常葉くんは既にお風呂上がりから時間が経過していて、私とは違うタイプのお酒を片手にタブレット端末を操作している。
彼のパーマヘアは天然の物らしい。一度聞いたら嫌そうに教えてくれた。
柔らかそうな髪質をぼんやりと見ていても彼の視線は一向に私に注がれる事は無いし、私もそれは望まない。

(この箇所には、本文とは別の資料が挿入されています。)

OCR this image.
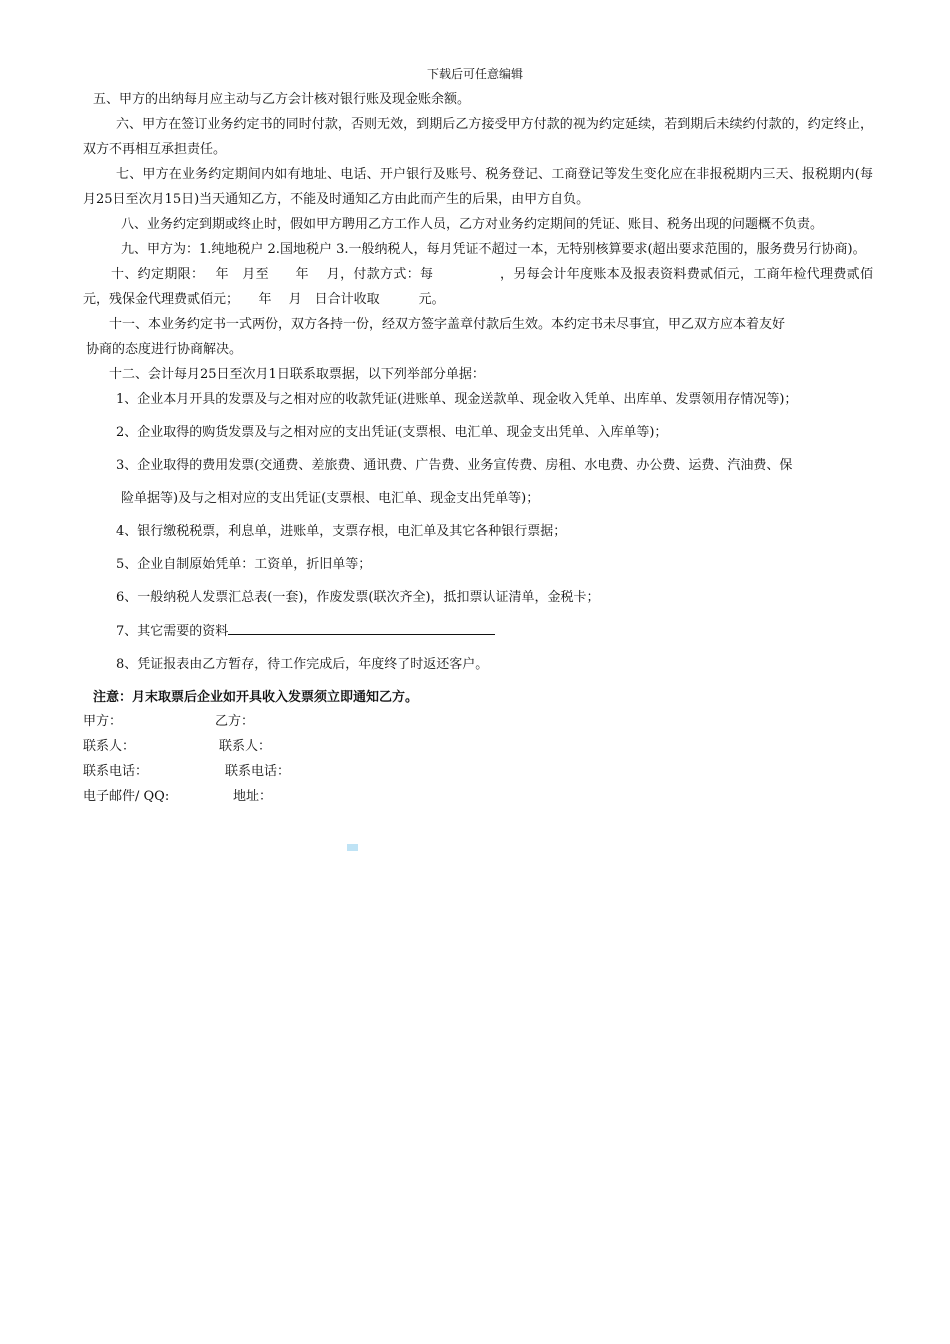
下载后可任意编辑

五、甲方的出纳每月应主动与乙方会计核对银行账及现金账余额。

六、甲方在签订业务约定书的同时付款，否则无效，到期后乙方接受甲方付款的视为约定延续，若到期后未续约付款的，约定终止，双方不再相互承担责任。

七、甲方在业务约定期间内如有地址、电话、开户银行及账号、税务登记、工商登记等发生变化应在非报税期内三天、报税期内(每月25日至次月15日)当天通知乙方，不能及时通知乙方由此而产生的后果，由甲方自负。

八、业务约定到期或终止时，假如甲方聘用乙方工作人员，乙方对业务约定期间的凭证、账目、税务出现的问题概不负责。

九、甲方为：1.纯地税户 2.国地税户 3.一般纳税人，每月凭证不超过一本，无特别核算要求(超出要求范围的，服务费另行协商)。

十、约定期限：　 年　月至　　年　 月，付款方式：每　　　　　，另每会计年度账本及报表资料费贰佰元，工商年检代理费贰佰元，残保金代理费贰佰元；　　年　 月　日合计收取　　　元。

十一、本业务约定书一式两份，双方各持一份，经双方签字盖章付款后生效。本约定书未尽事宜，甲乙双方应本着友好
协商的态度进行协商解决。

十二、会计每月25日至次月1日联系取票据，以下列举部分单据：

1、企业本月开具的发票及与之相对应的收款凭证(进账单、现金送款单、现金收入凭单、出库单、发票领用存情况等)；
2、企业取得的购货发票及与之相对应的支出凭证(支票根、电汇单、现金支出凭单、入库单等)；
3、企业取得的费用发票(交通费、差旅费、通讯费、广告费、业务宣传费、房租、水电费、办公费、运费、汽油费、保
险单据等)及与之相对应的支出凭证(支票根、电汇单、现金支出凭单等)；
4、银行缴税税票，利息单，进账单，支票存根，电汇单及其它各种银行票据；
5、企业自制原始凭单：工资单，折旧单等；
6、一般纳税人发票汇总表(一套)，作废发票(联次齐全)，抵扣票认证清单，金税卡；
7、其它需要的资料
8、凭证报表由乙方暂存，待工作完成后，年度终了时返还客户。

注意：月末取票后企业如开具收入发票须立即通知乙方。

甲方：	乙方：
联系人：	联系人：
联系电话：	联系电话：
电子邮件/ QQ:	地址：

なので、何となく手元を見れば数学的なグラフが目に飛び込むので、思わず「あ」とそれを覗き込む。やはり、思った通りだったのでそのまま目線を上にあげる。
「市場調査ですか?」
「……まぁ、そうですね」
「この会社、最近株価も安定してますし、良いですよね」
頷きながら数値を見ていれば、常葉くんは画面を暗くしてため息をひとつ。
「あんたは市場調査じゃなくて男の調査したらどうですか」
なんて辛辣な言葉を吐き出すので、うつったため息は常葉くんのよりも大きなものが出た。
飲みに行った時に話した理想の男性像。
私には年上が合うっていっちゃんにアドバイスを受けてから年上の人とお付き合いをしてきたけど、旺くんも2つ歳上だったのに半年でお別れしたので、今度は3歳以上年上の人と付き合うって勝手に決めている。
あとは浮気癖なくて、素の私を受け入れてくれる人。